Configuration Options

engine = VajraSearchOptimized(
    corpus,
    # BM25 Parameters
    k1=1.5,              # Term frequency saturation (default: 1.5)
    b=0.75,              # Length normalization (default: 0.75)

    # Performance Options
    use_sparse=True,     # Force sparse matrices (auto-detected)
    use_eager=True,      # Pre-compute BM25 scores at index time
    cache_size=1000,     # Query result cache size (0 to disable)
)

VajraSearchParallel

For high-throughput batch processing.

from vajra_bm25 import VajraSearchParallel, DocumentCorpus

corpus = DocumentCorpus.load_jsonl("corpus.jsonl")

engine = VajraSearchParallel(
    corpus,
    max_workers=4,  # Number of parallel workers
)

# Process multiple queries in parallel
queries = ["machine learning", "deep learning", "neural networks"]
batch_results = engine.search_batch(queries, top_k=10)

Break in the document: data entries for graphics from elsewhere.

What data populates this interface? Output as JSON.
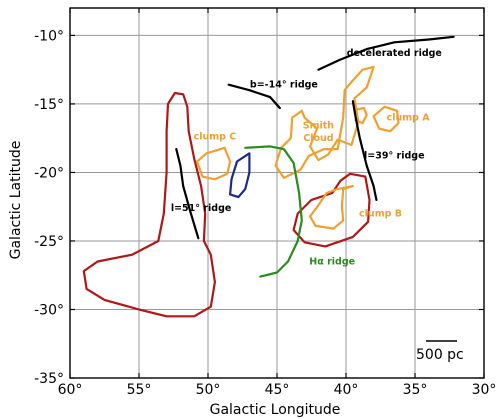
{
  "chart_data": {
    "type": "line",
    "xlabel": "Galactic Longitude",
    "ylabel": "Galactic Latitude",
    "xlim": [
      60,
      30
    ],
    "ylim": [
      -35,
      -8
    ],
    "grid": true,
    "x_ticks": [
      {
        "value": 60,
        "label": "60°"
      },
      {
        "value": 55,
        "label": "55°"
      },
      {
        "value": 50,
        "label": "50°"
      },
      {
        "value": 45,
        "label": "45°"
      },
      {
        "value": 40,
        "label": "40°"
      },
      {
        "value": 35,
        "label": "35°"
      },
      {
        "value": 30,
        "label": "30°"
      }
    ],
    "y_ticks": [
      {
        "value": -10,
        "label": "-10°"
      },
      {
        "value": -15,
        "label": "-15°"
      },
      {
        "value": -20,
        "label": "-20°"
      },
      {
        "value": -25,
        "label": "-25°"
      },
      {
        "value": -30,
        "label": "-30°"
      },
      {
        "value": -35,
        "label": "-35°"
      }
    ],
    "colors": {
      "red": "#b01818",
      "orange": "#f0a030",
      "green": "#2a8c1e",
      "navy": "#1c2a8c",
      "black": "#000000",
      "grid": "#9a9a9a"
    },
    "annotations": [
      {
        "id": "decelerated",
        "text": "decelerated ridge",
        "x": 36.5,
        "y": -11.5,
        "color": "#000000"
      },
      {
        "id": "b14",
        "text": "b=-14° ridge",
        "x": 44.5,
        "y": -13.8,
        "color": "#000000"
      },
      {
        "id": "smith1",
        "text": "Smith",
        "x": 42.0,
        "y": -16.8,
        "color": "#f0a030"
      },
      {
        "id": "smith2",
        "text": "Cloud",
        "x": 42.0,
        "y": -17.7,
        "color": "#f0a030"
      },
      {
        "id": "clumpA",
        "text": "clump A",
        "x": 35.5,
        "y": -16.2,
        "color": "#f0a030"
      },
      {
        "id": "clumpC",
        "text": "clump C",
        "x": 49.5,
        "y": -17.6,
        "color": "#f0a030"
      },
      {
        "id": "l39",
        "text": "l=39° ridge",
        "x": 36.5,
        "y": -19.0,
        "color": "#000000"
      },
      {
        "id": "l51",
        "text": "l=51° ridge",
        "x": 50.5,
        "y": -22.8,
        "color": "#000000"
      },
      {
        "id": "clumpB",
        "text": "clump B",
        "x": 37.5,
        "y": -23.2,
        "color": "#f0a030"
      },
      {
        "id": "halpha",
        "text": "Hα ridge",
        "x": 41.0,
        "y": -26.7,
        "color": "#2a8c1e"
      }
    ],
    "scalebar": {
      "label": "500 pc"
    },
    "series": [
      {
        "id": "big-red-region",
        "color": "#b01818",
        "closed": true,
        "points": [
          [
            52.4,
            -14.2
          ],
          [
            52.9,
            -15.0
          ],
          [
            53.0,
            -17.0
          ],
          [
            53.0,
            -20.0
          ],
          [
            53.2,
            -23.0
          ],
          [
            53.6,
            -25.0
          ],
          [
            55.5,
            -26.0
          ],
          [
            58.0,
            -26.5
          ],
          [
            59.0,
            -27.2
          ],
          [
            58.8,
            -28.5
          ],
          [
            57.5,
            -29.3
          ],
          [
            55.0,
            -30.0
          ],
          [
            53.0,
            -30.5
          ],
          [
            51.0,
            -30.5
          ],
          [
            49.8,
            -29.8
          ],
          [
            49.5,
            -28.0
          ],
          [
            49.8,
            -26.0
          ],
          [
            50.3,
            -25.0
          ],
          [
            50.2,
            -23.0
          ],
          [
            50.5,
            -21.0
          ],
          [
            51.0,
            -19.0
          ],
          [
            51.4,
            -17.0
          ],
          [
            51.5,
            -15.2
          ],
          [
            51.8,
            -14.3
          ],
          [
            52.4,
            -14.2
          ]
        ]
      },
      {
        "id": "red-clump-b-outer",
        "color": "#b01818",
        "closed": true,
        "points": [
          [
            39.7,
            -20.1
          ],
          [
            38.6,
            -20.3
          ],
          [
            38.3,
            -22.0
          ],
          [
            38.4,
            -23.6
          ],
          [
            39.5,
            -24.7
          ],
          [
            41.5,
            -25.4
          ],
          [
            43.0,
            -25.1
          ],
          [
            43.8,
            -24.2
          ],
          [
            43.5,
            -23.0
          ],
          [
            42.5,
            -22.0
          ],
          [
            41.0,
            -21.5
          ],
          [
            40.4,
            -20.6
          ],
          [
            39.7,
            -20.1
          ]
        ]
      },
      {
        "id": "navy-clump",
        "color": "#1c2a8c",
        "closed": true,
        "points": [
          [
            47.0,
            -18.6
          ],
          [
            47.9,
            -19.2
          ],
          [
            48.3,
            -20.5
          ],
          [
            48.4,
            -21.6
          ],
          [
            47.8,
            -21.8
          ],
          [
            47.3,
            -21.2
          ],
          [
            47.0,
            -20.0
          ],
          [
            47.0,
            -18.6
          ]
        ]
      },
      {
        "id": "orange-smith-cloud",
        "color": "#f0a030",
        "closed": true,
        "points": [
          [
            38.0,
            -12.3
          ],
          [
            38.5,
            -13.8
          ],
          [
            39.4,
            -14.6
          ],
          [
            39.1,
            -16.3
          ],
          [
            39.6,
            -18.0
          ],
          [
            40.6,
            -17.6
          ],
          [
            41.3,
            -18.7
          ],
          [
            42.0,
            -19.1
          ],
          [
            42.6,
            -18.1
          ],
          [
            42.1,
            -16.8
          ],
          [
            43.0,
            -16.0
          ],
          [
            43.2,
            -15.5
          ],
          [
            43.9,
            -16.0
          ],
          [
            44.0,
            -17.5
          ],
          [
            44.7,
            -18.2
          ],
          [
            45.1,
            -19.5
          ],
          [
            44.5,
            -20.4
          ],
          [
            43.3,
            -19.8
          ],
          [
            42.7,
            -18.8
          ],
          [
            41.6,
            -18.3
          ],
          [
            40.6,
            -18.3
          ],
          [
            40.2,
            -16.0
          ],
          [
            40.1,
            -14.0
          ],
          [
            39.6,
            -13.4
          ],
          [
            38.8,
            -12.5
          ],
          [
            38.0,
            -12.3
          ]
        ]
      },
      {
        "id": "orange-clump-a",
        "color": "#f0a030",
        "closed": true,
        "points": [
          [
            36.3,
            -15.5
          ],
          [
            37.2,
            -15.2
          ],
          [
            38.0,
            -15.9
          ],
          [
            37.6,
            -16.8
          ],
          [
            36.8,
            -17.0
          ],
          [
            36.2,
            -16.4
          ],
          [
            36.3,
            -15.5
          ]
        ]
      },
      {
        "id": "orange-clump-b",
        "color": "#f0a030",
        "closed": true,
        "points": [
          [
            39.5,
            -21.0
          ],
          [
            40.2,
            -21.2
          ],
          [
            40.3,
            -22.5
          ],
          [
            40.2,
            -23.5
          ],
          [
            40.9,
            -24.1
          ],
          [
            42.2,
            -23.9
          ],
          [
            42.6,
            -23.2
          ],
          [
            42.0,
            -22.4
          ],
          [
            41.4,
            -21.5
          ],
          [
            40.6,
            -21.2
          ],
          [
            39.5,
            -21.0
          ]
        ]
      },
      {
        "id": "orange-clump-c",
        "color": "#f0a030",
        "closed": true,
        "points": [
          [
            48.8,
            -18.2
          ],
          [
            50.1,
            -18.6
          ],
          [
            50.8,
            -19.2
          ],
          [
            50.4,
            -20.3
          ],
          [
            49.5,
            -20.5
          ],
          [
            48.6,
            -20.1
          ],
          [
            48.4,
            -19.2
          ],
          [
            48.8,
            -18.2
          ]
        ]
      },
      {
        "id": "orange-small-1",
        "color": "#f0a030",
        "closed": true,
        "points": [
          [
            38.7,
            -15.3
          ],
          [
            39.2,
            -15.4
          ],
          [
            39.3,
            -16.2
          ],
          [
            38.8,
            -16.4
          ],
          [
            38.5,
            -15.8
          ],
          [
            38.7,
            -15.3
          ]
        ]
      },
      {
        "id": "decelerated-ridge",
        "color": "#000000",
        "closed": false,
        "points": [
          [
            32.2,
            -10.1
          ],
          [
            34.0,
            -10.3
          ],
          [
            36.5,
            -10.5
          ],
          [
            38.5,
            -11.0
          ],
          [
            40.5,
            -11.8
          ],
          [
            42.0,
            -12.5
          ]
        ]
      },
      {
        "id": "b14-ridge",
        "color": "#000000",
        "closed": false,
        "points": [
          [
            48.5,
            -13.6
          ],
          [
            47.0,
            -14.0
          ],
          [
            45.5,
            -14.5
          ],
          [
            44.8,
            -15.3
          ]
        ]
      },
      {
        "id": "l39-ridge",
        "color": "#000000",
        "closed": false,
        "points": [
          [
            39.5,
            -14.8
          ],
          [
            39.3,
            -16.0
          ],
          [
            39.0,
            -17.5
          ],
          [
            38.5,
            -19.5
          ],
          [
            38.0,
            -21.0
          ],
          [
            37.8,
            -22.0
          ]
        ]
      },
      {
        "id": "l51-ridge",
        "color": "#000000",
        "closed": false,
        "points": [
          [
            52.3,
            -18.3
          ],
          [
            52.0,
            -19.5
          ],
          [
            51.8,
            -21.0
          ],
          [
            51.3,
            -22.8
          ],
          [
            50.7,
            -24.8
          ]
        ]
      },
      {
        "id": "halpha-ridge",
        "color": "#2a8c1e",
        "closed": false,
        "points": [
          [
            47.3,
            -18.2
          ],
          [
            45.5,
            -18.1
          ],
          [
            44.5,
            -18.3
          ],
          [
            43.8,
            -19.3
          ],
          [
            43.4,
            -21.5
          ],
          [
            43.2,
            -23.5
          ],
          [
            43.5,
            -25.0
          ],
          [
            44.2,
            -26.5
          ],
          [
            45.0,
            -27.3
          ],
          [
            46.2,
            -27.6
          ]
        ]
      }
    ]
  }
}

for query, results in zip(queries, batch_results):
    print(f"Query: {query}")
    for r in results:
        print(f"  {r.rank}. {r.document.title}")

Characteristics:

  • Thread-based parallelism
  • Optimized for batch queries
  • Higher throughput, slightly higher latency per query
  • Memory overhead from worker threads

Choosing the Right Engine

┌─────────────────────────────────────────────────────────────┐
│                    Which Engine?                             │
├─────────────────────────────────────────────────────────────┤
│                                                              │
│  Documents < 1,000?                                          │
│      └── Yes → VajraSearch (simple, educational)             │
│      └── No  ↓                                               │
│                                                              │
│  Need batch processing?                                      │
│      └── Yes → VajraSearchParallel                           │
│      └── No  ↓                                               │
│                                                              │
│  Otherwise → VajraSearchOptimized (recommended)              │
│                                                              │
└─────────────────────────────────────────────────────────────┘

Performance Comparison

At 500K documents:

Engine Single Query Batch (100 queries)
VajraSearchOptimized 1.89ms 189ms
VajraSearchParallel (4 workers) 2.5ms 95ms

Use VajraSearchOptimized for single queries, VajraSearchParallel for batch workloads.